16 Aprile 2020 // La Martinella di Firenze

Una ricerca dell’Università di Agraria di Firenze sul rapporto tra i modelli di agricoltura e la diffusione del Coronavirus vela come i sistemi intensivi e fortemente meccanizzati siano i più a rischio nel contagio

Presentato uno  studio dell’Università di agraria di Firenze e  dell’Osservatorio Nazionale del Paesaggio Rurale volto a capire il rapporto tra i modelli di agricoltura e la diffusione del virus. La ricerca ha  messo  in evidenza come i sistemi intensivi e fortemente meccanizzati siano più a rischio nel contagio del coronavirus.

Il professor Mauro Agnoletti, coordinatore del progetto e responsabile scientifico del programma della FAO per la tutela dei Paesaggi agricoli di rilevanza mondiale ha spiegato che sono stati quattro i modelli di agricoltura oggetto di studio: aree agricole urbane e periurbane, aree ad agricoltura intensiva come la  Pianura Padana, aree con agricoltura a media intensità energetica  e aree con agricoltura a bassa intensità energetica tipicamente nelle zone di montagna del centro-nord, nella collina rurale meridionale e in alcune aree di pianura del sud e delle isole dove si praticano sistemi tradizionali.
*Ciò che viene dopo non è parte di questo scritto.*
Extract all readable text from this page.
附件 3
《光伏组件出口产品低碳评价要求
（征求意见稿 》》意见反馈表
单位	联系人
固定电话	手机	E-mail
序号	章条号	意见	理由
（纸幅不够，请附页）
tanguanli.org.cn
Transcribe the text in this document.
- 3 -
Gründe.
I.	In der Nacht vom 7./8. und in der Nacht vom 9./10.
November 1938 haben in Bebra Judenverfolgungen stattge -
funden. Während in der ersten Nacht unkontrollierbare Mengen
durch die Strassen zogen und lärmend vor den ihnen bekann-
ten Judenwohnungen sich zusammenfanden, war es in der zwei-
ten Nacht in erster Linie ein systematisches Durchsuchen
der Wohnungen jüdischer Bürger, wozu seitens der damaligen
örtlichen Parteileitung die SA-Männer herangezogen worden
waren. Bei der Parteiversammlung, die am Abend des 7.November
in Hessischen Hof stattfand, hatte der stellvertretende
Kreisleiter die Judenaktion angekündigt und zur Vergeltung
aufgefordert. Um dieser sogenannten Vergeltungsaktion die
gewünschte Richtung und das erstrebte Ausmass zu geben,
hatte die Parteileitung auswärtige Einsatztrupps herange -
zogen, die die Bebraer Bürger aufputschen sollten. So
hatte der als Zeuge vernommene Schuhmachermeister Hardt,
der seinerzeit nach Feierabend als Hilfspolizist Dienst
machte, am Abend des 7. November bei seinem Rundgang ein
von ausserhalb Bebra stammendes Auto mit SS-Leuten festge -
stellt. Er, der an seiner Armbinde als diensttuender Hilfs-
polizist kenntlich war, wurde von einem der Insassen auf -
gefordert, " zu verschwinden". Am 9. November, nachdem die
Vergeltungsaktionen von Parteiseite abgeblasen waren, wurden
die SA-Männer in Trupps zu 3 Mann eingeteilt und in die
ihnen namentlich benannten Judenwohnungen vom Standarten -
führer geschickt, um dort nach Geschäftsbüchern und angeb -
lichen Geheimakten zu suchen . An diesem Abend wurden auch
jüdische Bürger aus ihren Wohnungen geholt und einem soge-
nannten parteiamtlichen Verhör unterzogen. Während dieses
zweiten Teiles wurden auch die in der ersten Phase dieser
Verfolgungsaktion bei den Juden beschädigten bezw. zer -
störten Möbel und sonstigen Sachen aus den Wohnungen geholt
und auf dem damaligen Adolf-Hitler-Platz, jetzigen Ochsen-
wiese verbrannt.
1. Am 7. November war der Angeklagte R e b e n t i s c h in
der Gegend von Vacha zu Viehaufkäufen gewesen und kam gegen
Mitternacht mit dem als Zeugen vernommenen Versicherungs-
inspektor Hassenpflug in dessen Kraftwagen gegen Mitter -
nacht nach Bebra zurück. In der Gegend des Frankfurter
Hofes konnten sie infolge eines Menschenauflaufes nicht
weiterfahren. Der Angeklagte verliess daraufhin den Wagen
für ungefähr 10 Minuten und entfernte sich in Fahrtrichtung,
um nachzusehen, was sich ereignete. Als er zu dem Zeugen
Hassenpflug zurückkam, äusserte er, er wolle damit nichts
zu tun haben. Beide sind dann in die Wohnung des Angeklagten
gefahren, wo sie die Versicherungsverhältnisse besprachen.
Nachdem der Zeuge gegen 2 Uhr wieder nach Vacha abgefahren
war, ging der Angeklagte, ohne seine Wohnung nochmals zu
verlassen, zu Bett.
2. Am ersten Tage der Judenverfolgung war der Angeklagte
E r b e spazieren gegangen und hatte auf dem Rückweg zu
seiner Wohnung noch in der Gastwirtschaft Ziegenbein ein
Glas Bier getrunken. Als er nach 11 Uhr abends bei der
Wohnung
Il risultato della ricerca conferma quanto sospettato: Considerato il dato medio nazionale della diffusione del Coronavirus, pari a 47 casi ogni 100 kmq, nelle aree ad agricoltura intensiva l’intensità del contagio sale a 94 casi ogni 100 kmq, mentre nelle aree ad agricoltura non intensiva il dato scende a 32 casi ogni 100 kmq.

Il caso della Pianura Padana  fa realmente riflettere: qui si concentra il 61% delle aree ad agricoltura intensiva di tutto il Paese e fa registrare il 70% dei casi COVID-19 in Italia. Ma con una distribuzione differente a seconda dei modelli agricoli praticati: nelle aree della Pianura Padana ad agricoltura intensiva si registrano 138 casi ogni 100 kmq, mentre in quelle dove ad agricoltura non intensiva la media scende a 90 casi ogni 100 kmq.

Nelle aree dove resistono sistemi di agricoltura tradizionale si registrano una minore diffusione del virus: dai 9 ai 594 casi in media. Queste sono le  aree a media e bassa intensità energetica, dove sono concentrate il 68% delle superfici protette italiane, e che risultano essere le meno colpite dal Covid-19. Sono situate soprattutto nelle zone medio collinari, montane alpine ed appenniniche, caratterizzate da risorse paesaggistiche, naturalistiche ma anche culturali, storiche e produzioni tipiche legate a criteri qualitativi più che quantitativi. Il modello di agricoltura, detto altrimenti, riflette uno stile di vita diverso rispetto a quello delle zone ad alta intensità energetica.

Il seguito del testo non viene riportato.